Royal Berkshire ‘may walk’ from NHS IT programme

  • 3 June 2008

The chairman of the Royal Berkshire NHS Foundation Trust has said the trust “may walk” from the NHS IT Programme, to ensure it gets the IT systems required.

Speaking last Thursday, the day after Fujitsu had its £1.1 billion NHS IT contract for the South terminated, Colin MacLean the chairman of Royal Berks said it was “very worrying” the NHS IT programme had ground to a halt in the region.
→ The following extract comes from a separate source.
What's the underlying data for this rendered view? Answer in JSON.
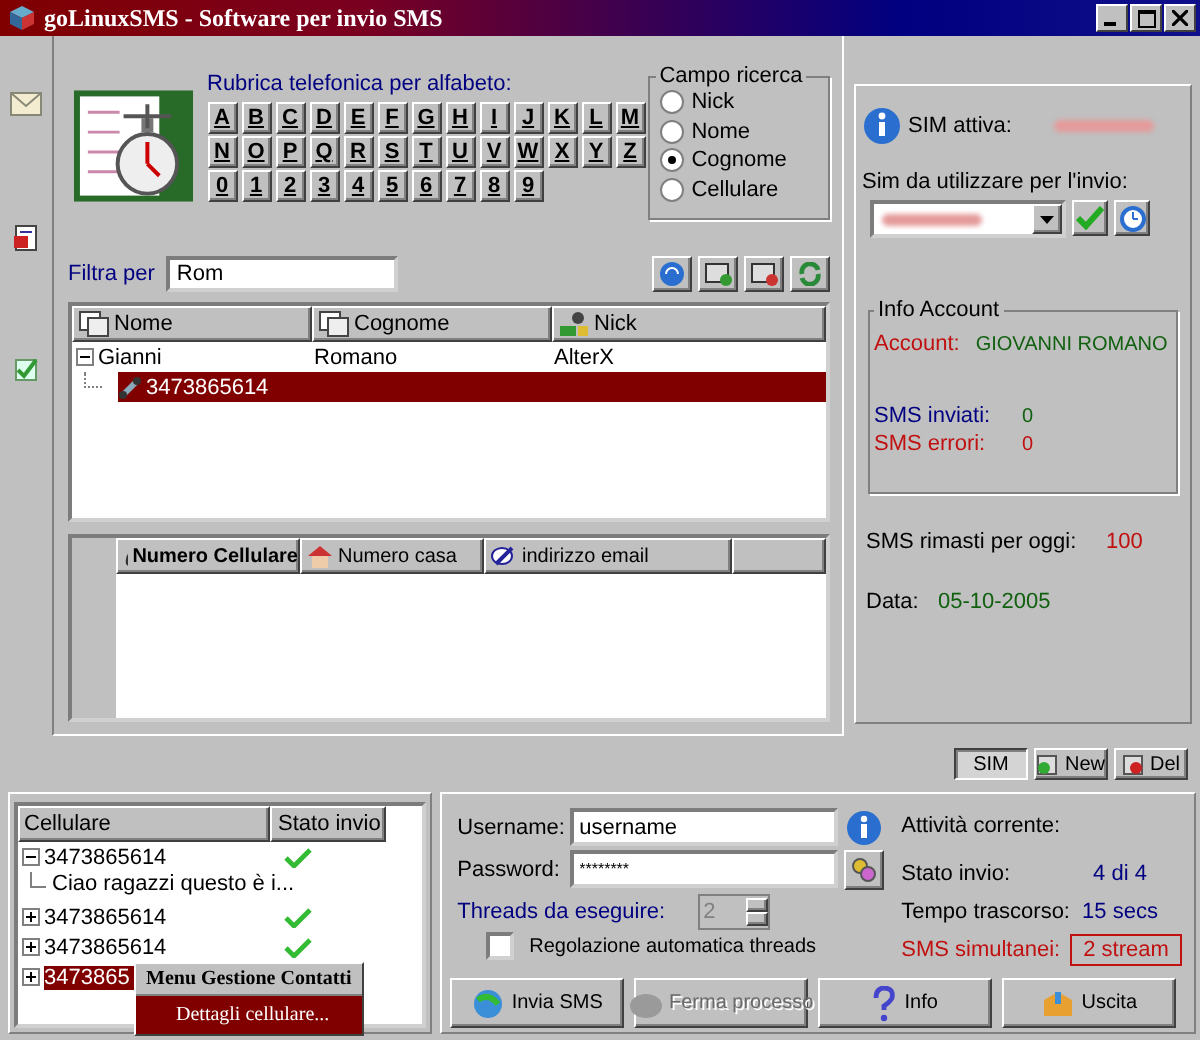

Royal Berks has experienced repeated delays in receiving an electronic patient record system – or Care Records Service – from Fujitsu under the £12.7bn NHS IT programme. With Fujitsu no longer leading the programme in the South the trust now has no immediate prospect of getting a new patient IT system.

As a result the chairman said the Foundation Trust (FT) was now working up a Plan C based on going it alone. Foundation Trusts are strongly encouraged to take NPfIT systems but their independent status means they are not required to

“Plan A was to try to work with the national programme, Plan B was to start propping up our own IT systems and to continue working with the national programme, and just over six months ago we were made aware that we needed to start thinking about a Plan C to go out on our own,” MacLean was quoted as saying.

“The board has not made a decision to walk yet but it might make such a decision quite soon, maybe at our next meeting,” he added.

According to the Reading Evening Post MacLean told Thursday’s Foundation Trust governors’ meeting that after Fujitsu had “walked away from the programme” leaving the situation “up in the air” with no decisions yet taken. The trust later confirmed the chairman’s remarks to E-Health Insider. 

MacLean was further quoted as saying, “The gossip, for what it is worth, is that the two alternative providers would be BT and iSoft but there is a lot of concern about that from the point of view of the governing council and this is a big worry.”

The chairman told the governors’ meeting that good IT was essential to the organisation and the lengthy delays to the NPfIT programme had already led the FT to start examining alternatives

“If we want to be a forward-looking trust we need a decent IT system. We have been waiting for this to happen for a while and so the board has already been looking at the options in case we needed to go somewhere else.”

Trust Chief executive Professor Ann Sheen said in a written response to E-Health Insider: “I can confirm the trust chairman’s remarks to a meeting of our Council of Governors. As you would expect with any project, trusts have contingency plans in place as we must be diligent in our duty to patients.” She added the trust was “working together with NHS Connecting for Health to take our plans forward."

Trust board papers from Royal Berks show that contingency planning for delays to the NPfIT CRS were begun in January 2007, when the trust was also suffering significant delays. It had hoped to begin implementation by November 2007 at the latest.